2. Not Holding Your Head and Neck in Alignment
As you start to fatigue while holding a side plank, you may start to jut your head forward, drop it down toward the ground or turn it to look up at the ceiling.
Unfortunately, these little form deviations can cause some big problems. Letting your head and neck come out of alignment with the rest of your body can cause neck strain or irritation to the surrounding muscles, including your trapezius, Becourtney says. Over time, this can cause pain in the area — or even lead to injury.
As you hold your side plank, think about your spine as one long piece of rope from your tailbone to the base of your skull, Becourtney says. The goal is to keep this rope taught, which will entail bringing your head and neck up or even tucking the chin to restore proper alignment.
If you're doing your side plank properly, your feet should be stacked, balancing on the outer part of your bottom foot. While a good deal of your weight will balance on the outside edge of your bottom foot, you don't want to add too much pressure, as that can cause foot and ankle pain, Becourtney says.

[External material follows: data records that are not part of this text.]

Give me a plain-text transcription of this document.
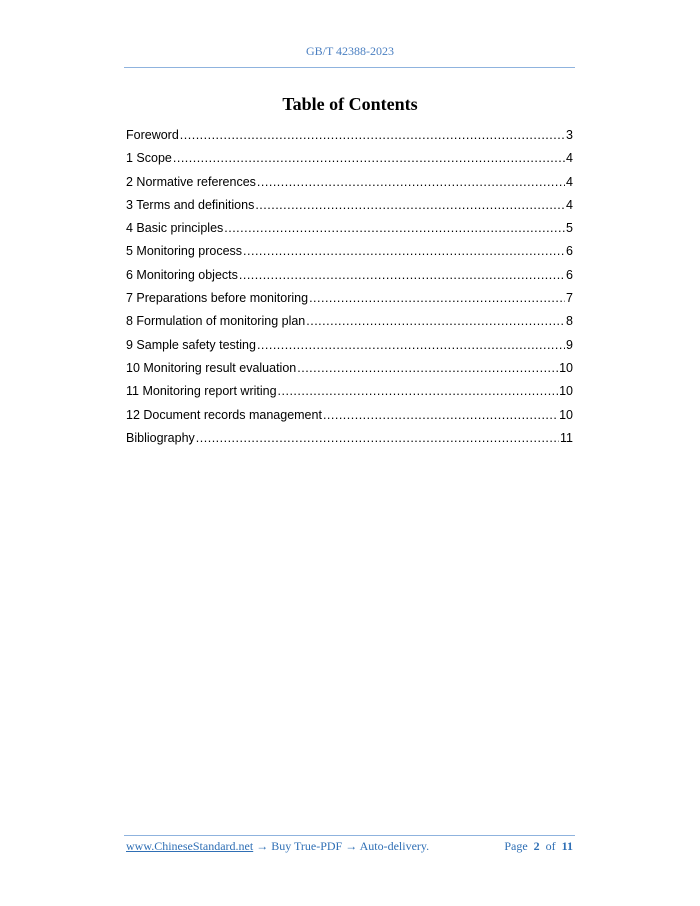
GB/T 42388-2023
Table of Contents
Foreword .....	3
1 Scope .....	4
2 Normative references .....	4
3 Terms and definitions .....	4
4 Basic principles .....	5
5 Monitoring process .....	6
6 Monitoring objects .....	6
7 Preparations before monitoring .....	7
8 Formulation of monitoring plan .....	8
9 Sample safety testing .....	9
10 Monitoring result evaluation .....	10
11 Monitoring report writing .....	10
12 Document records management .....	10
Bibliography .....	11
www.ChineseStandard.net → Buy True-PDF → Auto-delivery.	Page 2 of 11
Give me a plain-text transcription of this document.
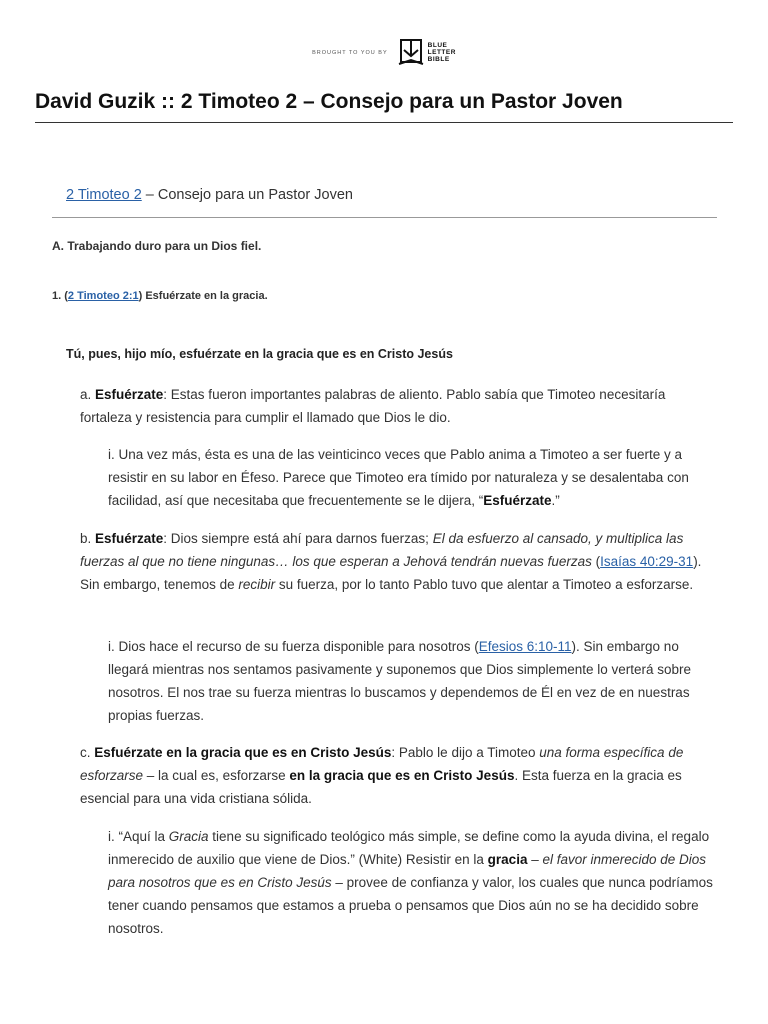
BROUGHT TO YOU BY
BLUE
LETTER
BIBLE
David Guzik :: 2 Timoteo 2 – Consejo para un Pastor Joven
2 Timoteo 2 – Consejo para un Pastor Joven
A. Trabajando duro para un Dios fiel.
1. (2 Timoteo 2:1) Esfuérzate en la gracia.
Tú, pues, hijo mío, esfuérzate en la gracia que es en Cristo Jesús

a. Esfuérzate: Estas fueron importantes palabras de aliento. Pablo sabía que Timoteo necesitaría fortaleza y resistencia para cumplir el llamado que Dios le dio.

i. Una vez más, ésta es una de las veinticinco veces que Pablo anima a Timoteo a ser fuerte y a resistir en su labor en Éfeso. Parece que Timoteo era tímido por naturaleza y se desalentaba con facilidad, así que necesitaba que frecuentemente se le dijera, “Esfuérzate.”

b. Esfuérzate: Dios siempre está ahí para darnos fuerzas; El da esfuerzo al cansado, y multiplica las fuerzas al que no tiene ningunas… los que esperan a Jehová tendrán nuevas fuerzas (Isaías 40:29-31). Sin embargo, tenemos de recibir su fuerza, por lo tanto Pablo tuvo que alentar a Timoteo a esforzarse.

i. Dios hace el recurso de su fuerza disponible para nosotros (Efesios 6:10-11). Sin embargo no llegará mientras nos sentamos pasivamente y suponemos que Dios simplemente lo verterá sobre nosotros. El nos trae su fuerza mientras lo buscamos y dependemos de Él en vez de en nuestras propias fuerzas.

c. Esfuérzate en la gracia que es en Cristo Jesús: Pablo le dijo a Timoteo una forma específica de esforzarse – la cual es, esforzarse en la gracia que es en Cristo Jesús. Esta fuerza en la gracia es esencial para una vida cristiana sólida.

i. “Aquí la Gracia tiene su significado teológico más simple, se define como la ayuda divina, el regalo inmerecido de auxilio que viene de Dios.” (White) Resistir en la gracia – el favor inmerecido de Dios para nosotros que es en Cristo Jesús – provee de confianza y valor, los cuales que nunca podríamos tener cuando pensamos que estamos a prueba o pensamos que Dios aún no se ha decidido sobre nosotros.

But what exactly qualifies as too much pressure? If you're feeling your outer foot dig into the ground or are struggling to keep the lower leg up, you're probably placing too much weight in the outer foot.
Wear shoes when you're working on your side plank. Think about pushing the sole of your lower foot toward the ground so the corner of your shoe is digging into the ground, rather than your foot.

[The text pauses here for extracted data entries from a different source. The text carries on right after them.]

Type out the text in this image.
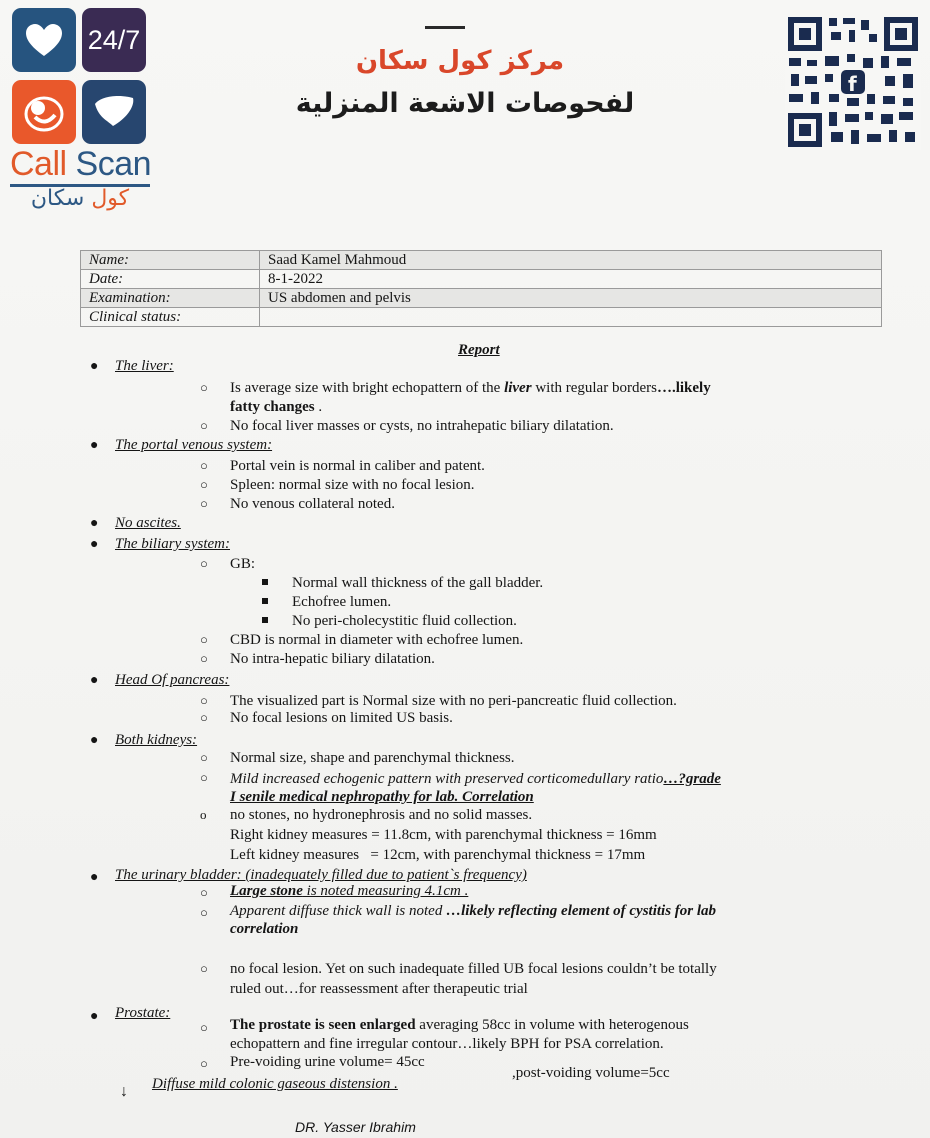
24/7
Call Scan
كول سكان
مركز كول سكان
لفحوصات الاشعة المنزلية
f
Name:	Saad Kamel Mahmoud
Date:	8-1-2022
Examination:	US abdomen and pelvis
Clinical status:	
Report
● The liver:
○ Is average size with bright echopattern of the liver with regular borders….likely
fatty changes .
○ No focal liver masses or cysts, no intrahepatic biliary dilatation.
● The portal venous system:
○ Portal vein is normal in caliber and patent.
○ Spleen: normal size with no focal lesion.
○ No venous collateral noted.
● No ascites.
● The biliary system:
○ GB:
Normal wall thickness of the gall bladder.
Echofree lumen.
No peri-cholecystitic fluid collection.
○ CBD is normal in diameter with echofree lumen.
○ No intra-hepatic biliary dilatation.
● Head Of pancreas:
○ The visualized part is Normal size with no peri-pancreatic fluid collection.
○ No focal lesions on limited US basis.
● Both kidneys:
○ Normal size, shape and parenchymal thickness.
○ Mild increased echogenic pattern with preserved corticomedullary ratio…?grade
I senile medical nephropathy for lab. Correlation
o no stones, no hydronephrosis and no solid masses.
Right kidney measures = 11.8cm, with parenchymal thickness = 16mm
Left kidney measures   = 12cm, with parenchymal thickness = 17mm
● The urinary bladder: (inadequately filled due to patient`s frequency)
○ Large stone is noted measuring 4.1cm .
○ Apparent diffuse thick wall is noted …likely reflecting element of cystitis for lab
correlation
○ no focal lesion. Yet on such inadequate filled UB focal lesions couldn’t be totally
ruled out…for reassessment after therapeutic trial
● Prostate:
○ The prostate is seen enlarged averaging 58cc in volume with heterogenous
echopattern and fine irregular contour…likely BPH for PSA correlation.
○ Pre-voiding urine volume= 45cc
,post-voiding volume=5cc
↓ Diffuse mild colonic gaseous distension .
DR. Yasser Ibrahim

4. Arching Your Lower Back
As mentioned above, you want your body to be in one straight line. But as you start to grow tired or shaky, it's common to start arching the lower back. This can strain your back muscles, ultimately leading to pain.
Plus, overarching or rounding your back takes away from the core-strengthening potential of the exercise, since it moves the work from your abdominals to your lower back.
Keep your ribcage stacked over your pelvis. Think about pulling your belly button toward your spine, Becourtney says. "Keeping these ideas in your head will keep this alignment."
5. Placing Your Elbow Too Far From Your Body
Another common mistake Becourtney sees is improper elbow placement. Often, people position the elbow too far away from the body in an effort to get more balance in the pose. Or, if you're doing a high side plank, you may be placing your bottom hand too far away.
This puts unnecessary stress on your elbow and shoulder (or hand and wrist). As a result, you rely on your arm to balance and hold the body, rather than your obliques.
Before you lift up into your side plank, take time to make sure you place your hand or elbow directly beneath your shoulder. "Think about pushing the ground away to utilize some of the larger, stronger shoulder muscles," Becourtney says. Also, try alternating between a side plank on the elbows and hand to prevent too much stress on any one joint.